Q From Mark Worden: In a recent issue, you wrote ‘Tall is one of those curious words, like nice, that has had more meanings down the centuries than you can shake a stick at’. Very clever, too clever by half as one of your mystery writers might have put it, to answer a phrase origin query with a phrase shake a stick at that has no obvious origin. I have spent the last several hours trying to track it down, to no avail. I’d appreciate it if you could put me out of my misery. Shake a leg.
A I plead guilty as charged. Sometimes I throw in expressions like this from a quiet sense of devilment. This time, however, I am hoist by my own petard.
Its recorded history began — at least, so far as the Oxford English Dictionary knows — in the issue of the Lancaster Journal of Pennsylvania dated 5 August 1818: “We have in Lancaster as many Taverns as you can shake a stick at”. Another early example is from Davy Crockett’s Tour to the North and Down East of 1835: “This was a temperance house, and there was nothing to treat a friend that was worth shaking a stick at”. A little later, in A Book of Vagaries by James K Paulding of 1868, this appears: “The roistering barbecue fellow swore he was equal to any man you could shake a stick at”.

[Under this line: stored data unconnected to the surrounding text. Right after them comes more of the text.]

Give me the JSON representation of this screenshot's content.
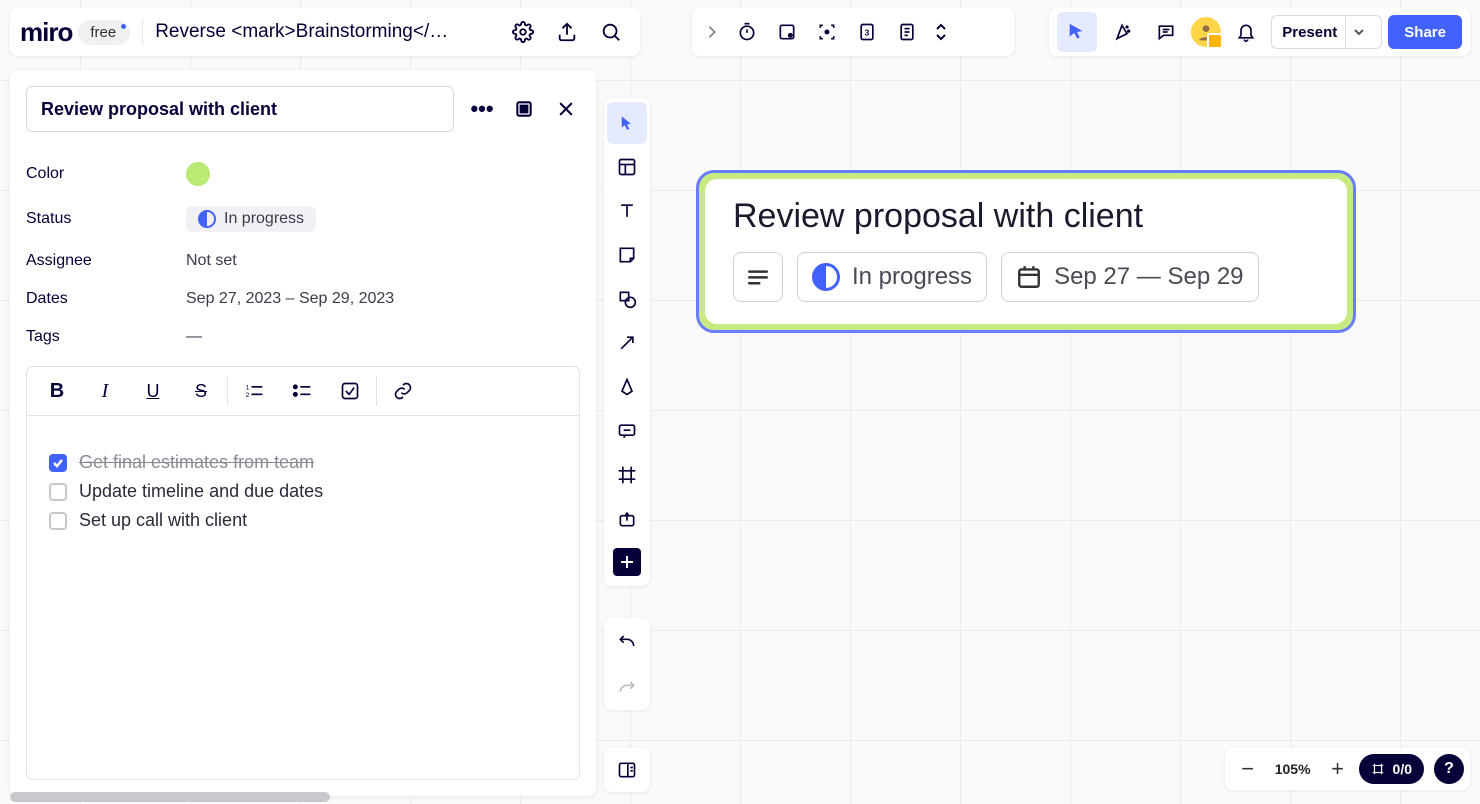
{
  "header": {
    "logo": "miro",
    "plan": "free",
    "board_title": "Reverse <mark>Brainstorming</ma..."
  },
  "topright": {
    "present": "Present",
    "share": "Share"
  },
  "panel": {
    "title": "Review proposal with client",
    "fields": {
      "color_label": "Color",
      "status_label": "Status",
      "status_value": "In progress",
      "assignee_label": "Assignee",
      "assignee_value": "Not set",
      "dates_label": "Dates",
      "dates_value": "Sep 27, 2023 – Sep 29, 2023",
      "tags_label": "Tags",
      "tags_value": "—"
    },
    "checklist": [
      {
        "text": "Get final estimates from team",
        "done": true
      },
      {
        "text": "Update timeline and due dates",
        "done": false
      },
      {
        "text": "Set up call with client",
        "done": false
      }
    ]
  },
  "card": {
    "title": "Review proposal with client",
    "status": "In progress",
    "dates": "Sep 27 — Sep 29"
  },
  "footer": {
    "zoom": "105%",
    "counter": "0/0",
    "help": "?"
  }
}
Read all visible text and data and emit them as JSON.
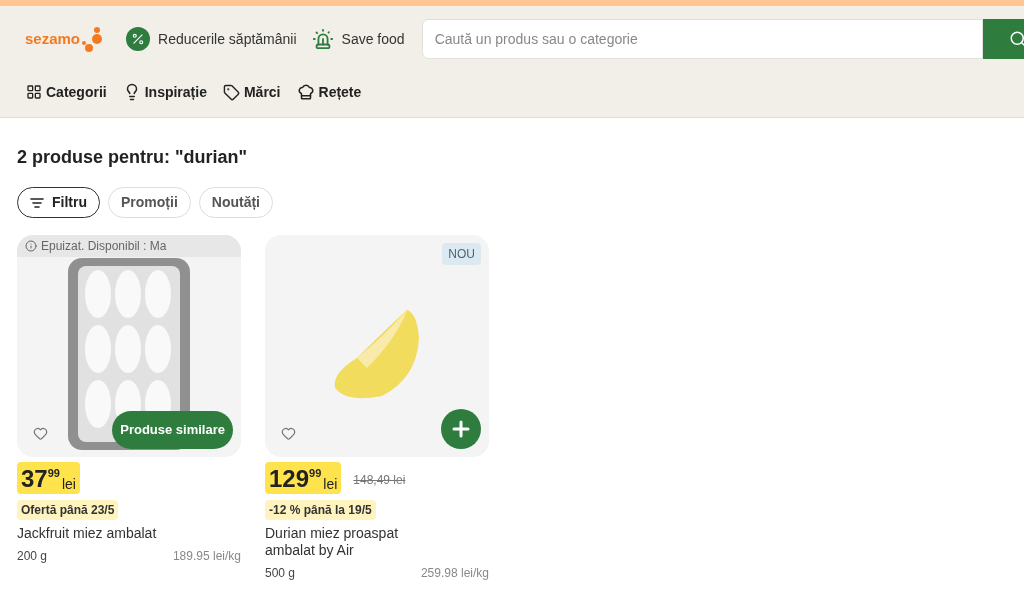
{
  "header": {
    "logo": "sezamo",
    "links": [
      {
        "label": "Reducerile săptămânii"
      },
      {
        "label": "Save food"
      }
    ],
    "search": {
      "placeholder": "Caută un produs sau o categorie"
    },
    "nav": [
      {
        "label": "Categorii"
      },
      {
        "label": "Inspirație"
      },
      {
        "label": "Mărci"
      },
      {
        "label": "Rețete"
      }
    ]
  },
  "results": {
    "title": "2 produse pentru: \"durian\"",
    "filters": [
      {
        "label": "Filtru",
        "kind": "filter",
        "selected": true
      },
      {
        "label": "Promoții",
        "kind": "chip",
        "selected": false
      },
      {
        "label": "Noutăți",
        "kind": "chip",
        "selected": false
      }
    ],
    "products": [
      {
        "name": "Jackfruit miez ambalat",
        "sold_out": true,
        "notice": "Epuizat. Disponibil : Ma",
        "action": {
          "kind": "similar",
          "label": "Produse similare"
        },
        "price_int": "37",
        "price_cents": "99",
        "currency": "lei",
        "promo": "Ofertă până 23/5",
        "quantity": "200 g",
        "unit_price": "189.95 lei/kg"
      },
      {
        "name": "Durian miez proaspat ambalat by Air",
        "sold_out": false,
        "badge": "NOU",
        "action": {
          "kind": "add"
        },
        "price_int": "129",
        "price_cents": "99",
        "currency": "lei",
        "old_price": "148,49 lei",
        "promo": "-12 % până la 19/5",
        "quantity": "500 g",
        "unit_price": "259.98 lei/kg"
      }
    ]
  }
}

The modern use of the phrase always exists as part of the extended and fixed phrase “more ... than you can shake a stick at”, meaning an abundance, plenty. The phrase without the “more than” element is rather older, but not by much.
Shaking a stick at somebody, of course, is a threatening gesture, or at least one of defiance. So to say that you have shaken a stick at somebody is to suggest that person is an opponent, perhaps a worthy one. The sense in the second and third quotations above seem to fit this idea: “nothing worth shaking a stick at” means nothing of value; “equal to any man you could shake a stick at” means that the speaker is equal to any man of consequence.
Where it comes from can only be conjecture. One possibility that has been put forward is that it derives from the counting of farm animals, which one might do by pointing one’s stick at each in turn. So having more than one can shake one’s stick at, or tally, would imply a great number. This doesn’t fit the early examples, though, which don’t have any idea of counting about them. Another idea is that it comes from battle, in which one might shake a stick at one’s vanquished enemy. This could possibly have led into the early usages.
Following publication of this piece in the World Wide Words newsletter, Suzan Hendren and Sherwin Cogan suggested that it might have come from the Native American practice of counting coup, in which merit was gained by touching a vanquished enemy in battle. In that case, “too many to shake a stick at” might indicate a surplus of fallen enemies, and “not worth shaking a stick at” would equate a person with “an enemy who is so cowardly or worthless that there is no merit to be gained from counting coup on him”, as Sherwin Cogan put it. An intriguing idea, but there’s no evidence that I know of.
Let me summarise: nobody knows for sure.